I generally prefer the MIT license for my personal projects. But I do stupid retro shit with no commercial value or any real tangible way to fundamentally alter how people work or communicate or do business.

I just want to put code out into the world without restriction - but that is a luxury I don't feel very conflicted about since the commercial applications of putting cat photos on floppy disks is quantifiably zero.

I have written Rust FFI bindings for GPL licensed code, and I have rewritten GPL licensed code in Rust. In both cases the results remained GPL licensed, because I generally try to go through life with at least a minimum amount of thought about not being a colossal chode.

To be fair I've seen the opposite happen as well, where people will take code released into the public domain and write Rust bindings for it and release those as GPL or some other more restrictive license, and I think that sucks too.

How hard is it to just - keep the same license? Just preserve the author's intent. They had a vision in mind and made a choice when they put their creative energies out into the world. Pass that forward.

The idea that you can cleanroom a codebase with an LLM to safely pivot licensing is really not anything I need to waste words arguing is the thought process of the worst sort of dipshit tech bro.

If you're on the fediverse you know this already.

At least this latest indignity to human creativity doesn't seem to involve Rust, a language I deeply love but one that also has a serious Bro problem and is being wielded in similar sorts of license-washing.

My worry is that the MIT license itself will become something like a scarlet letter. I am really not a proponent of GPL-by-default.

If someone wants to take my code and use it in an indie game or something I want them to be able to do that and not feel like they need to release their source code or pay me or do anything other than have my name in a readme somewhere.

It just makes me happy every time I get even the slightest hint that something I put effort in could be used in some way by someone else.

These are different kinds of liberties. I respect that the GPL prevented wholesale looting of volunteer efforts by corporations and the world would be a worse place without it.

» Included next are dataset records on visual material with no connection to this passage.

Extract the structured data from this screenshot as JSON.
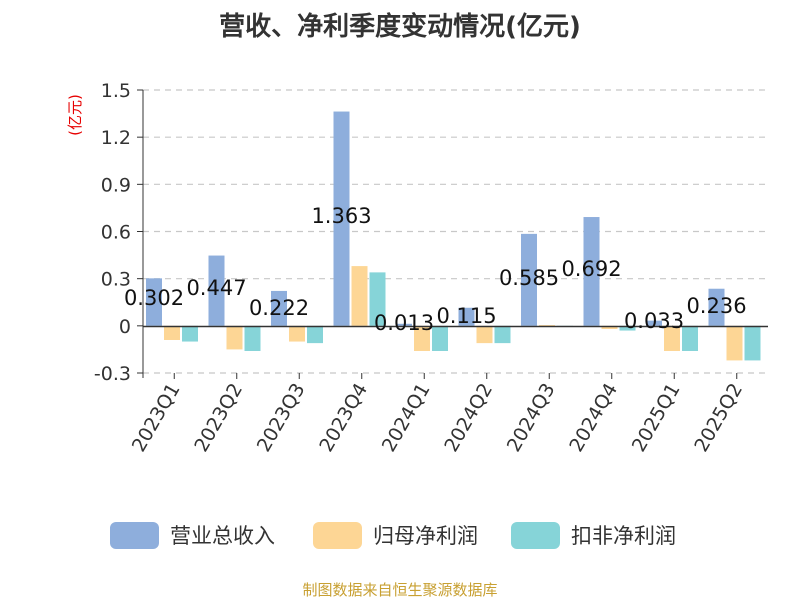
{
  "chart_data": {
    "type": "bar",
    "title": "营收、净利季度变动情况(亿元)",
    "unit_label": "(亿元)",
    "categories": [
      "2023Q1",
      "2023Q2",
      "2023Q3",
      "2023Q4",
      "2024Q1",
      "2024Q2",
      "2024Q3",
      "2024Q4",
      "2025Q1",
      "2025Q2"
    ],
    "series": [
      {
        "name": "营业总收入",
        "color": "#8eaedc",
        "values": [
          0.302,
          0.447,
          0.222,
          1.363,
          0.013,
          0.115,
          0.585,
          0.692,
          0.033,
          0.236
        ]
      },
      {
        "name": "归母净利润",
        "color": "#fdd695",
        "values": [
          -0.09,
          -0.15,
          -0.1,
          0.38,
          -0.16,
          -0.11,
          0.005,
          -0.02,
          -0.16,
          -0.22
        ]
      },
      {
        "name": "扣非净利润",
        "color": "#86d4d8",
        "values": [
          -0.1,
          -0.16,
          -0.11,
          0.34,
          -0.16,
          -0.11,
          0.0,
          -0.03,
          -0.16,
          -0.22
        ]
      }
    ],
    "data_labels": [
      "0.302",
      "0.447",
      "0.222",
      "1.363",
      "0.013",
      "0.115",
      "0.585",
      "0.692",
      "0.033",
      "0.236"
    ],
    "yticks": [
      "1.5",
      "1.2",
      "0.9",
      "0.6",
      "0.3",
      "0",
      "-0.3"
    ],
    "ylim": [
      -0.3,
      1.5
    ],
    "grid": true,
    "legend_position": "bottom",
    "source": "制图数据来自恒生聚源数据库"
  }
}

But there is a space I think for unencumbered code, just ideas that float freely in the intellectual aether anyone is free to pluck down and use as they please.

@gloriouscow
One can publish code under GPL, with a statement that the author is willing to consider requests for alternative licensing on a case by case basis.
I'd license my code for an indie game for free, but if a big company calls, I expect them to pay.
I've sold commercial licenses for some of my GPL'd open source, and the licensees seemed quite happy with the terms and pricing I offered.
On occasion, when requested, I've relicensed my code under less restrictive licenses like MIT.
@gloriouscow
My personal default is GPL-v3.0-only.
In some cases, where I've anticipated specific non-open-source uses I want to foster, I've chosen MIT or BSD 2-clause up front.

@brouhaha And that's cool, and I respect your ability to choose, and it's cool you'll relicense.

I've actually asked in a few cases whether I could people's code that had some sort of MIT-incompatible clause. It's good to point out that you have that option, although, if you're lucky enough to start a very popular project, that GPL is going to become very sticky unless you have all your contributors on speed dial or, apparently, if you have Claude and lack a moral compass.

I'm also a smelly, antisocial hermit and I don't want to talk to you about your indie game, just take my code and leave me alone lol

@gloriouscow
And I respect that choice as well.

The reality is that most of my published code is so obscure and eclectic that few people even want it. The commercial license requests really took me by surprise.

@brouhaha @gloriouscow Also, you're flexible with licensing... e.g. m5meta (GPL3) usage in Sentinel (BSD-2).

Not that I would abuse that kindness :D!

@cr1901 @gloriouscow
I was happy to do it, and I've been delinquent in making that change to the official repo.